The Islamic dress code in Iran implies on women to cover their hair with a hijab and to wear
a Manteau over their clothes outside. As in many other aspects of the Iranian society, for secular youngsters, this means a great deal of compromise on a daily basis and it gives way for a sort of double life. Men do not have to follow any specific dress code but the Islamic republic does not allow shorts, long hair and tattoos or playing certain kinds of music outdoors.

These restrictions, created by the Islamic republic of Iran for it’s inhabitants, has given way to a society full of invisible borders, a society split into small fractions of diversity which reluctantly coacts to the very minimum necessary to stay out of trouble. For most secular people it means a constant compromise, a freedom lived within the boundaries of society, the concern of being caught trespassing these at any time.

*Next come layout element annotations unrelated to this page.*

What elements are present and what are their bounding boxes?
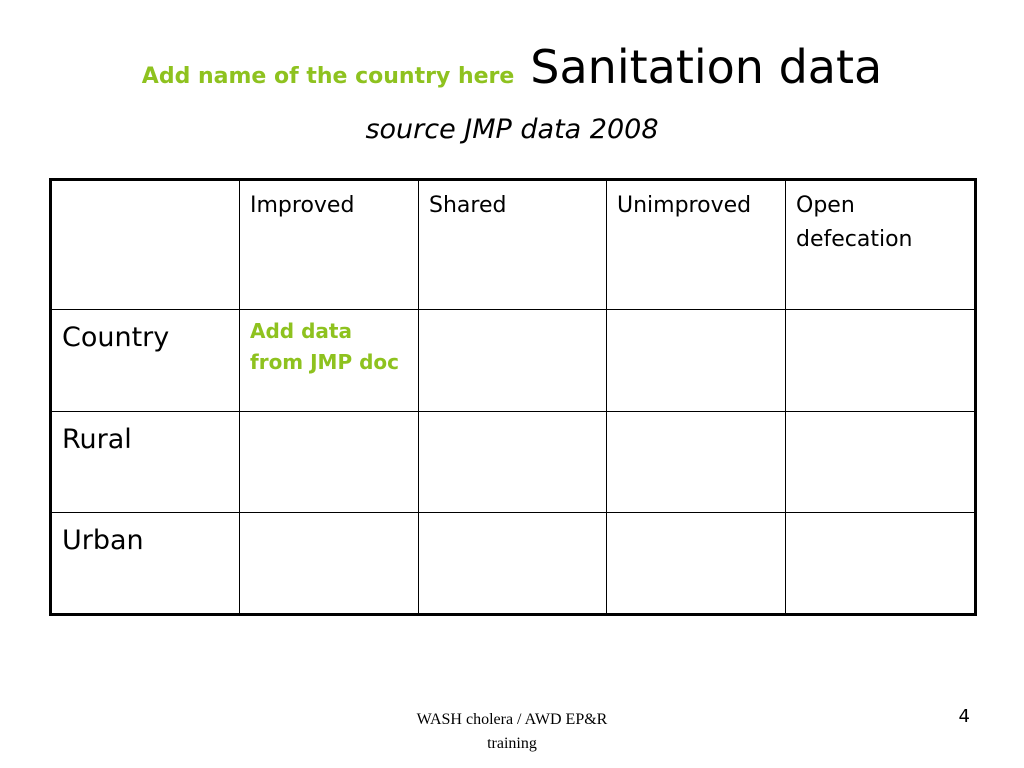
row-label-country: Country	[50, 309, 240, 412]
cell-country-open-defecation	[785, 309, 976, 412]
header-cell-unimproved: Unimproved	[606, 179, 786, 310]
cell-country-unimproved	[606, 309, 786, 412]
header-cell-improved: Improved	[239, 179, 419, 310]
table-row-urban: Urban	[50, 512, 976, 615]
cell-rural-shared	[418, 411, 607, 513]
header-cell-empty	[50, 179, 240, 310]
cell-rural-open-defecation	[785, 411, 976, 513]
row-label-urban: Urban	[50, 512, 240, 615]
cell-rural-unimproved	[606, 411, 786, 513]
sanitation-table: Improved Shared Unimproved Open defecati…	[49, 178, 977, 616]
cell-country-shared	[418, 309, 607, 412]
row-label-rural: Rural	[50, 411, 240, 513]
slide-footer: WASH cholera / AWD EP&R training	[380, 708, 644, 756]
table-row-rural: Rural	[50, 411, 976, 513]
cell-urban-shared	[418, 512, 607, 615]
header-cell-shared: Shared	[418, 179, 607, 310]
header-cell-open-defecation: Open defecation	[785, 179, 976, 310]
country-placeholder-note: Add name of the country here	[141, 64, 515, 89]
slide-title: Sanitation data	[530, 40, 883, 94]
table-header-row: Improved Shared Unimproved Open defecati…	[50, 179, 976, 310]
slide-title-line: Add name of the country here Sanitation d…	[0, 40, 1024, 94]
slide-subtitle: source JMP data 2008	[365, 114, 659, 145]
footer-line-2: training	[487, 735, 537, 752]
cell-urban-improved	[239, 512, 419, 615]
cell-country-improved: Add data from JMP doc	[239, 309, 419, 412]
cell-rural-improved	[239, 411, 419, 513]
table-row-country: Country Add data from JMP doc	[50, 309, 976, 412]
slide-page-number: 4	[958, 706, 970, 727]
footer-line-1: WASH cholera / AWD EP&R	[416, 711, 608, 728]
cell-urban-unimproved	[606, 512, 786, 615]
cell-urban-open-defecation	[785, 512, 976, 615]
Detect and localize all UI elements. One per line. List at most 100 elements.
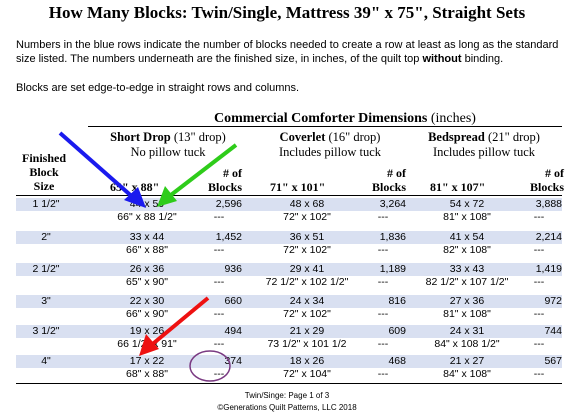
finished-size: 72" x 102" — [283, 211, 331, 223]
block-count-dims: 29 x 41 — [289, 263, 325, 275]
table-title-text: Commercial Comforter Dimensions — [214, 111, 428, 126]
block-count: 1,452 — [215, 231, 242, 243]
block-count: 1,189 — [379, 263, 406, 275]
block-size-cell: 2" — [41, 231, 51, 243]
finished-count: --- — [213, 276, 225, 288]
block-count: 744 — [544, 325, 562, 337]
table-row — [16, 325, 562, 338]
block-count: 468 — [388, 355, 406, 367]
table-row — [16, 263, 562, 276]
finished-count: --- — [377, 368, 389, 380]
block-count: 609 — [388, 325, 406, 337]
finished-count: --- — [533, 338, 545, 350]
header-rule — [16, 195, 562, 196]
block-count: 567 — [544, 355, 562, 367]
finished-count: --- — [377, 276, 389, 288]
footer-page-info: Twin/Singe: Page 1 of 3 — [244, 391, 330, 400]
intro-paragraph: Numbers in the blue rows indicate the nu… — [16, 38, 564, 66]
block-count-dims: 24 x 31 — [449, 325, 485, 337]
finished-size: 72 1/2" x 102 1/2" — [265, 276, 349, 288]
highlight-circle — [189, 350, 231, 382]
finished-count: --- — [533, 211, 545, 223]
size-header-coverlet: 71" x 101" — [270, 180, 326, 194]
block-count-dims: 18 x 26 — [289, 355, 325, 367]
table-row — [16, 295, 562, 308]
finished-size: 66" x 88" — [126, 244, 168, 256]
finished-count: --- — [533, 276, 545, 288]
block-count-dims: 33 x 44 — [129, 231, 165, 243]
table-row — [16, 198, 562, 211]
page-title: How Many Blocks: Twin/Single, Mattress 3… — [48, 3, 526, 22]
finished-size: 72" x 102" — [283, 244, 331, 256]
block-size-cell: 1 1/2" — [32, 198, 60, 210]
finished-count: --- — [533, 368, 545, 380]
block-count-dims: 21 x 27 — [449, 355, 485, 367]
intro-text-end: binding. — [461, 53, 504, 65]
blue-arrow-icon — [58, 131, 146, 208]
block-count-dims: 24 x 34 — [289, 295, 325, 307]
finished-size: 65" x 90" — [126, 276, 168, 288]
block-count: 1,419 — [535, 263, 562, 275]
finished-count: --- — [377, 308, 389, 320]
finished-size: 84" x 108" — [443, 368, 491, 380]
finished-block-size-header: Finished Block Size — [21, 151, 66, 193]
block-count-dims: 22 x 30 — [129, 295, 165, 307]
finished-size: 82" x 108" — [443, 244, 491, 256]
finished-count: --- — [377, 244, 389, 256]
block-size-cell: 4" — [41, 355, 51, 367]
block-size-cell: 2 1/2" — [32, 263, 60, 275]
finished-size: 72" x 104" — [283, 368, 331, 380]
block-count: 3,264 — [379, 198, 406, 210]
finished-size: 81" x 108" — [443, 308, 491, 320]
block-count-dims: 36 x 51 — [289, 231, 325, 243]
layout-note: Blocks are set edge-to-edge in straight … — [16, 82, 300, 94]
finished-count: --- — [213, 368, 225, 380]
block-count-dims: 19 x 26 — [129, 325, 165, 337]
finished-size: 68" x 88" — [126, 368, 168, 380]
block-count: 936 — [224, 263, 242, 275]
table-row — [16, 355, 562, 368]
finished-count: --- — [213, 211, 225, 223]
block-size-cell: 3 1/2" — [32, 325, 60, 337]
finished-size: 72" x 102" — [283, 308, 331, 320]
block-count: 3,888 — [535, 198, 562, 210]
block-count-dims: 17 x 22 — [129, 355, 165, 367]
block-count-dims: 41 x 54 — [449, 231, 485, 243]
blocks-header-bedspread: # of Blocks — [529, 166, 564, 194]
finished-size: 81" x 108" — [443, 211, 491, 223]
blocks-header-coverlet: # of Blocks — [371, 166, 406, 194]
block-count: 374 — [224, 355, 242, 367]
footer-copyright: ©Generations Quilt Patterns, LLC 2018 — [217, 403, 357, 412]
block-count-dims: 48 x 68 — [289, 198, 325, 210]
table-bottom-rule — [16, 383, 562, 384]
finished-size: 66" x 88 1/2" — [117, 211, 177, 223]
block-count: 2,214 — [535, 231, 562, 243]
finished-size: 84" x 108 1/2" — [434, 338, 500, 350]
block-count: 972 — [544, 295, 562, 307]
green-arrow-icon — [157, 143, 238, 207]
table-title: Commercial Comforter Dimensions (inches) — [130, 111, 560, 127]
block-count: 660 — [224, 295, 242, 307]
block-count: 816 — [388, 295, 406, 307]
finished-count: --- — [533, 244, 545, 256]
finished-size: 66" x 90" — [126, 308, 168, 320]
group-header-bedspread: Bedspread (21" drop) Includes pillow tuck — [428, 130, 540, 159]
block-size-cell: 3" — [41, 295, 51, 307]
finished-count: --- — [213, 244, 225, 256]
block-count: 1,836 — [379, 231, 406, 243]
finished-size: 73 1/2" x 101 1/2 — [267, 338, 347, 350]
block-count-dims: 27 x 36 — [449, 295, 485, 307]
block-count-dims: 21 x 29 — [289, 325, 325, 337]
finished-size: 82 1/2" x 107 1/2" — [425, 276, 509, 288]
finished-count: --- — [377, 211, 389, 223]
finished-count: --- — [533, 308, 545, 320]
intro-text-start: Numbers in the blue rows indicate the nu… — [16, 39, 559, 65]
intro-emphasis: without — [422, 53, 462, 65]
block-count: 494 — [224, 325, 242, 337]
table-title-units: (inches) — [430, 111, 476, 126]
size-header-bedspread: 81" x 107" — [430, 180, 486, 194]
block-count-dims: 26 x 36 — [129, 263, 165, 275]
block-count-dims: 54 x 72 — [449, 198, 485, 210]
blocks-header-short-drop: # of Blocks — [207, 166, 242, 194]
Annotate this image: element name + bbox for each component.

The post-war generation’s way of handling the Iranian dress code in its own way, within a society where the urban recollection of the Iran-Iraq war and it’s martys are unevitable and constant factors in the urban landscape, fascinated me so I decided to portray young women and men in their different outfits: one dressed for inside, according to their own desires and one for outside, adapting to the Iranian dress code. This is my way of documenting visible and invisible borders in Iran today, through the children of those who made the revolution happen but who probably never expected it to take this turn.